Wednesday, December 14, 2016

Behind the Books: Who’s Your Audience?

For me, writing is a fun adventure. A game to play. A puzzle to solve. A challenge to overcome.

But many students don’t feel the same way. According to them, research is boring. Making a writing plan is a waste of time. And revision is more than frustrating. It’s downright painful.

Why do young writers have a point of view that’s so completely different from mine? While there’s probably no single answer to this question, one thing that's missing for young writers is an authentic audience.

When I begin writing, I know exactly who my audience is. I’m excited to share information with them. And in many cases, they respond with their thoughts and ideas.

For this blog, my audience is you. I know you are reading because I see my Blogger stats. You respond on social media, and sometimes you leave comments or send email.

For my children’s books, the ultimate audience is kids, of course.
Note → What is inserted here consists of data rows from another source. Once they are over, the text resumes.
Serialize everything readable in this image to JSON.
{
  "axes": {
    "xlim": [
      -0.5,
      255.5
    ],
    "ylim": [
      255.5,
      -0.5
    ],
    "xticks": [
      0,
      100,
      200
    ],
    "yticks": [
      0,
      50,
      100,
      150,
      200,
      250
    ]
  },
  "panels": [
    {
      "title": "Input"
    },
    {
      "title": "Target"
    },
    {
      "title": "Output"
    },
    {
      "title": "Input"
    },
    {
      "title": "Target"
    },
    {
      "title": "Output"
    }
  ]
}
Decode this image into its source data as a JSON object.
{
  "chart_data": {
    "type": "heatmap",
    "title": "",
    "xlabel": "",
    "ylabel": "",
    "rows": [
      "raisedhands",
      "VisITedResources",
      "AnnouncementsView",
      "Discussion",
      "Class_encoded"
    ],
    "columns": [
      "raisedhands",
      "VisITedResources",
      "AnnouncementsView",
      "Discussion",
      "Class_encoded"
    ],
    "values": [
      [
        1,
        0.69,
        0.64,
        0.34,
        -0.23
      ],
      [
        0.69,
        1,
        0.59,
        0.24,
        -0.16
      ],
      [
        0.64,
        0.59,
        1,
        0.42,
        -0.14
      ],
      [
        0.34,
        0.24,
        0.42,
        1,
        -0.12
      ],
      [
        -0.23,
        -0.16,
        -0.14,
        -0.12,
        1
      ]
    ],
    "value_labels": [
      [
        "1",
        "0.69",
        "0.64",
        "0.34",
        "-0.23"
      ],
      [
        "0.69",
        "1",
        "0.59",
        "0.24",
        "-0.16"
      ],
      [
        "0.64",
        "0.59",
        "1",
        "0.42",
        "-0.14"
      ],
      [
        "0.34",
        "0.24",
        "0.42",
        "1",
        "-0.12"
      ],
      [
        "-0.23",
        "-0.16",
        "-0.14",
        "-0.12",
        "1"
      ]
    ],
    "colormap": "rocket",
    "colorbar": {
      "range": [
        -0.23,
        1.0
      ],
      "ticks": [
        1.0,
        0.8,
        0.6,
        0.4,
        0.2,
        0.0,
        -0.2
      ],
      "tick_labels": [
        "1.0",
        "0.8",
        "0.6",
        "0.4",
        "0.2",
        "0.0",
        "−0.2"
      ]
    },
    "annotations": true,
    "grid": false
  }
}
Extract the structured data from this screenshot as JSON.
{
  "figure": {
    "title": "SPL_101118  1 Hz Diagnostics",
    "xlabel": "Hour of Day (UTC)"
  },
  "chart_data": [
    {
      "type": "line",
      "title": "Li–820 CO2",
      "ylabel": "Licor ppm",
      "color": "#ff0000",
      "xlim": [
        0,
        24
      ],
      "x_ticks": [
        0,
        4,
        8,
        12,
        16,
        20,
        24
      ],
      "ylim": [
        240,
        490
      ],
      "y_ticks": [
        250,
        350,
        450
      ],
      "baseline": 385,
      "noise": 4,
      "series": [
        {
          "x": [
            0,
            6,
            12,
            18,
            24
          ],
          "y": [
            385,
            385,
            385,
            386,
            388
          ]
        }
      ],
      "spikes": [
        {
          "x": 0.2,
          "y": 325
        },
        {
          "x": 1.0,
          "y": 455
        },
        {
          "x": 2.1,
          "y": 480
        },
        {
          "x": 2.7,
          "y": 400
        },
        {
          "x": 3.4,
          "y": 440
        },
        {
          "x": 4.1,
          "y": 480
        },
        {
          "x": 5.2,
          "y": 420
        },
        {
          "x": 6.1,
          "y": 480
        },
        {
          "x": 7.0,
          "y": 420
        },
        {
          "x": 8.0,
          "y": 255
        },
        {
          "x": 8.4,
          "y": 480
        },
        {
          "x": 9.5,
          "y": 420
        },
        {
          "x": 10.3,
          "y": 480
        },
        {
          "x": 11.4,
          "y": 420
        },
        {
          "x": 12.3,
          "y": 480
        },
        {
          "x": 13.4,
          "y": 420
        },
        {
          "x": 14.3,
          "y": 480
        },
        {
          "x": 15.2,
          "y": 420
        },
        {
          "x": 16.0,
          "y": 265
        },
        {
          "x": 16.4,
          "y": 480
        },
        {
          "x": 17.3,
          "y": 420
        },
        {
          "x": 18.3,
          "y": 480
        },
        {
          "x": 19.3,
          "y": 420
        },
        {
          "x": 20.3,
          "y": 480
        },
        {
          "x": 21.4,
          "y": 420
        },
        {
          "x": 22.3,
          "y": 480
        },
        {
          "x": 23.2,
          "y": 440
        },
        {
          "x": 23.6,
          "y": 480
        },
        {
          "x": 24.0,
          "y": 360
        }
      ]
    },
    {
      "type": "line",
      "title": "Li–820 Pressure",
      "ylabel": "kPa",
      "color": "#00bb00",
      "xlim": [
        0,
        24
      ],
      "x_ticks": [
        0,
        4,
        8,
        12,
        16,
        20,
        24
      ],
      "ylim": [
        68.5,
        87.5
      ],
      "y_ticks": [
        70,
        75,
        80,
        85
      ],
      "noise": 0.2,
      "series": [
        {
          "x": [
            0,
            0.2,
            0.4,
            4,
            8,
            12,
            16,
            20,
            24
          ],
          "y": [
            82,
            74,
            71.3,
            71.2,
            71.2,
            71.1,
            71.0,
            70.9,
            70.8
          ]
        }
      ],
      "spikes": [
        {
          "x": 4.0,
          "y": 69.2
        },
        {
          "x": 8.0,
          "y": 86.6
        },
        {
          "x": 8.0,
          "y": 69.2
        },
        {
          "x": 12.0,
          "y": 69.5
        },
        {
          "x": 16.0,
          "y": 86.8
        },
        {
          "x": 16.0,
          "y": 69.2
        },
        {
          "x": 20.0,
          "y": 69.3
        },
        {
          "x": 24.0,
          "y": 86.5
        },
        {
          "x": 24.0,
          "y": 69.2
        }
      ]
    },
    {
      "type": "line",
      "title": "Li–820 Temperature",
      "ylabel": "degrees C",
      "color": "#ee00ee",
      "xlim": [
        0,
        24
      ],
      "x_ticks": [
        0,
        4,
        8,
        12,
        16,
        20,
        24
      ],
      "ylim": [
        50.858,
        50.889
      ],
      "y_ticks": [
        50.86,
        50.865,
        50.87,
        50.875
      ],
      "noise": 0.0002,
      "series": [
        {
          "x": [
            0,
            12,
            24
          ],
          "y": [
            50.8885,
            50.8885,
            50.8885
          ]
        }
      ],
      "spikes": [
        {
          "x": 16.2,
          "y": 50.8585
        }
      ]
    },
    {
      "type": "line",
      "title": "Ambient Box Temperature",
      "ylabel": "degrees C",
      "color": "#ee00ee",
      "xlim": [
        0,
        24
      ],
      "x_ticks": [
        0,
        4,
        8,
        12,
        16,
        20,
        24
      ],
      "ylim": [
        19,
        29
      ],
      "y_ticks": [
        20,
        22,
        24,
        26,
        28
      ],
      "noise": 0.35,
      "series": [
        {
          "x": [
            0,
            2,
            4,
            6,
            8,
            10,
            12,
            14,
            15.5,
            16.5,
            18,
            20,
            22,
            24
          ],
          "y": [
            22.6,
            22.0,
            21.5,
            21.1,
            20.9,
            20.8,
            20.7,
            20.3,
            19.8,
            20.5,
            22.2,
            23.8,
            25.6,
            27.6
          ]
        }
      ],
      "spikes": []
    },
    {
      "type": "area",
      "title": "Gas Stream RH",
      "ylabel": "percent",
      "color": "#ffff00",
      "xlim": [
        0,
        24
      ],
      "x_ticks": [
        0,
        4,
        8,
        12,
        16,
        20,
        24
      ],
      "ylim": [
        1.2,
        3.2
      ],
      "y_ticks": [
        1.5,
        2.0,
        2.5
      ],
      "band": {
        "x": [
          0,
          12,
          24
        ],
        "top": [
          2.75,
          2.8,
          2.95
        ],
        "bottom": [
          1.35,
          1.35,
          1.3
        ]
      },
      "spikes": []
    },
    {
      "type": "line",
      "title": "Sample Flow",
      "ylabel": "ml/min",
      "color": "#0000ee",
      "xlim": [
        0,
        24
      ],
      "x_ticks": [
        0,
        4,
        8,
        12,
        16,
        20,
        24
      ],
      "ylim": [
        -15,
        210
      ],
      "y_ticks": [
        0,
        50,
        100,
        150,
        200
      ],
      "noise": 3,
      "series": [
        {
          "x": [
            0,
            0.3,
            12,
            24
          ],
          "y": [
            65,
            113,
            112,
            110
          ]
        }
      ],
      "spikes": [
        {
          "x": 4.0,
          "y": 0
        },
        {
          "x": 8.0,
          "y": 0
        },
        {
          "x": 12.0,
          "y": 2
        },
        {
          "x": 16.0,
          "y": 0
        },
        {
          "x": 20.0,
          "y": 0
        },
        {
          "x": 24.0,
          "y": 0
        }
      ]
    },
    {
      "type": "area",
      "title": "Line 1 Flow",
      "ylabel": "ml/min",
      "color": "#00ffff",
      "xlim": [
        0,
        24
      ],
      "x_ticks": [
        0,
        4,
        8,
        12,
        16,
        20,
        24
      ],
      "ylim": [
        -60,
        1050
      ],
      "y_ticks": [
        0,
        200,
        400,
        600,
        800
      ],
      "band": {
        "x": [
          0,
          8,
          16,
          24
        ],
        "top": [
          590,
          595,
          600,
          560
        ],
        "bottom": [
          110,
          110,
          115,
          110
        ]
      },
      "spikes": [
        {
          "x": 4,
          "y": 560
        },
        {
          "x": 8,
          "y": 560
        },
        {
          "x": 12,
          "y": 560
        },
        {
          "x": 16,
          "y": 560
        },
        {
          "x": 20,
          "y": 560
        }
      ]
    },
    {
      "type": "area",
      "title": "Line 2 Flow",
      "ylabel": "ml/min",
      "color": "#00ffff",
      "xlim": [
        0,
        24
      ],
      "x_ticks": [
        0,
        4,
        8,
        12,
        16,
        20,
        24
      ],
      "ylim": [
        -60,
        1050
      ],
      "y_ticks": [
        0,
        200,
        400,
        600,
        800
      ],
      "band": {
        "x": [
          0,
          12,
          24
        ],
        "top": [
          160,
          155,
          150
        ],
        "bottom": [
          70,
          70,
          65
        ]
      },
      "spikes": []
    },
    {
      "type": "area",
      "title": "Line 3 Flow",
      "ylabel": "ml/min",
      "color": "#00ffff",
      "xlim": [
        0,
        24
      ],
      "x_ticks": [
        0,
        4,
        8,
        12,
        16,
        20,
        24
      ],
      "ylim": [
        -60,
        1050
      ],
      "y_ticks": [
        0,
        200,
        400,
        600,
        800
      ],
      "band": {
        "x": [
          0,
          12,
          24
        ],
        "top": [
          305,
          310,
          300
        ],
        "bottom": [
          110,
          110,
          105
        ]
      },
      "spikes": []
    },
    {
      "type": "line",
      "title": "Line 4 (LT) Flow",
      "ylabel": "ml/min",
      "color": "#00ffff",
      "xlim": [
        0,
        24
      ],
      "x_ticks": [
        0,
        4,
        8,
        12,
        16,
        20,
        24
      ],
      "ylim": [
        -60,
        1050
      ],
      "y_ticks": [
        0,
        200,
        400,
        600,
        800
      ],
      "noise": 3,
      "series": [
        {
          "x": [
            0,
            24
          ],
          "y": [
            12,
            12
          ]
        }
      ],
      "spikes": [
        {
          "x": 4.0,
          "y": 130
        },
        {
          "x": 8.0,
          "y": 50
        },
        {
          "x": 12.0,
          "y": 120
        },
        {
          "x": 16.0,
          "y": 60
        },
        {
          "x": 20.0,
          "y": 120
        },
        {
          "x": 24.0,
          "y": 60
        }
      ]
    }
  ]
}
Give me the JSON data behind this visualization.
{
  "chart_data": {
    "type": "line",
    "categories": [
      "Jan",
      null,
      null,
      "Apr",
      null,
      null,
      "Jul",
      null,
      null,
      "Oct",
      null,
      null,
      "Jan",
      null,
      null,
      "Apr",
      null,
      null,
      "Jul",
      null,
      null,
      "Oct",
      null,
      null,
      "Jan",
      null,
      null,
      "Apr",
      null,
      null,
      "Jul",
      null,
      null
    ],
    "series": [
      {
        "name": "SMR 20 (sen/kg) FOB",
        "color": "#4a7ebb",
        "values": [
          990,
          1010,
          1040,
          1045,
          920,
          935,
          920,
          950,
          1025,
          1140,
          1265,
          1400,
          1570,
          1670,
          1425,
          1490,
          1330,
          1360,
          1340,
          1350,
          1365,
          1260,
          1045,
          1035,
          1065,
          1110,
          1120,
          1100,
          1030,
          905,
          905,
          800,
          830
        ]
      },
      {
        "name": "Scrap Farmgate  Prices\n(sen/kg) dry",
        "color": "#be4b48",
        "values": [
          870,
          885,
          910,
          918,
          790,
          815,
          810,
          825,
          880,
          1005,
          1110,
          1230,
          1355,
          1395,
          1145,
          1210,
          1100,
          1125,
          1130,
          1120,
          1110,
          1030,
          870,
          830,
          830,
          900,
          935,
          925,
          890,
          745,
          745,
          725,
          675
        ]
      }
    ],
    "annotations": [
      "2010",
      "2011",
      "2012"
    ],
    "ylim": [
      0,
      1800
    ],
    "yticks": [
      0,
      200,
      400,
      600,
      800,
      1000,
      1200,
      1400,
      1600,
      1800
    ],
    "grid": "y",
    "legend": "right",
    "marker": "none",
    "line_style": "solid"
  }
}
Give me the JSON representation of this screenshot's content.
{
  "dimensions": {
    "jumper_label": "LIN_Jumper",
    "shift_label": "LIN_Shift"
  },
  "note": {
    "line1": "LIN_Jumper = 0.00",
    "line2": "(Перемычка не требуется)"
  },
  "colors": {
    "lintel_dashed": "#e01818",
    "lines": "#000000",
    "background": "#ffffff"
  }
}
But most of the time, they depend on gatekeepers to put the books in their hands. So the gatekeepers are my audience too.

I know people are reading my books because I see reviews in journals and online. Eventually, I see sales figures. Kids respond by sending me letters, by asking probing questions at school visits, and sometimes, by dragging their parents to book signings. Gatekeepers respond via social media and by inviting me to their schools and conferences.

These responses are different from the ones I get from my critique group and editors. Sure, they read my work too, but it’s their job to find fault with it. While I appreciate and depend on their feedback, it’s far less rewarding than the reactions I get from my true audience, my authentic audience.

Students often don’t have an authentic audience. Their teacher is like my editor. And if peer critiquing or buddy editing is part of their process, those classmates are like my critique group.

How can we give young writers the kind of experiences professional writers have when they write for and get responses from an authentic audience? Here are a couple of ideas:

1.    Share writing with younger students.  Encourage the younger students to respond with writing of their own or by drawing pictures or making an audio or video recording.

2.    Create a classblog and encourage students in other classes and/or parents to read the posts and leave meaty comments.

If you have other suggestions, please share them in the comments below. I know there are lots of ways we can make this happen for our students.

1 comment:

  1. Very interesting, Melissa. I never realized this gap for students, but it makes so much sense. I can see school-wide readings at lunch time, mini-competitions around different themes or genres with winners' work being shared school-wide, "compensated" contributions to school newsletters by students, etc., etc.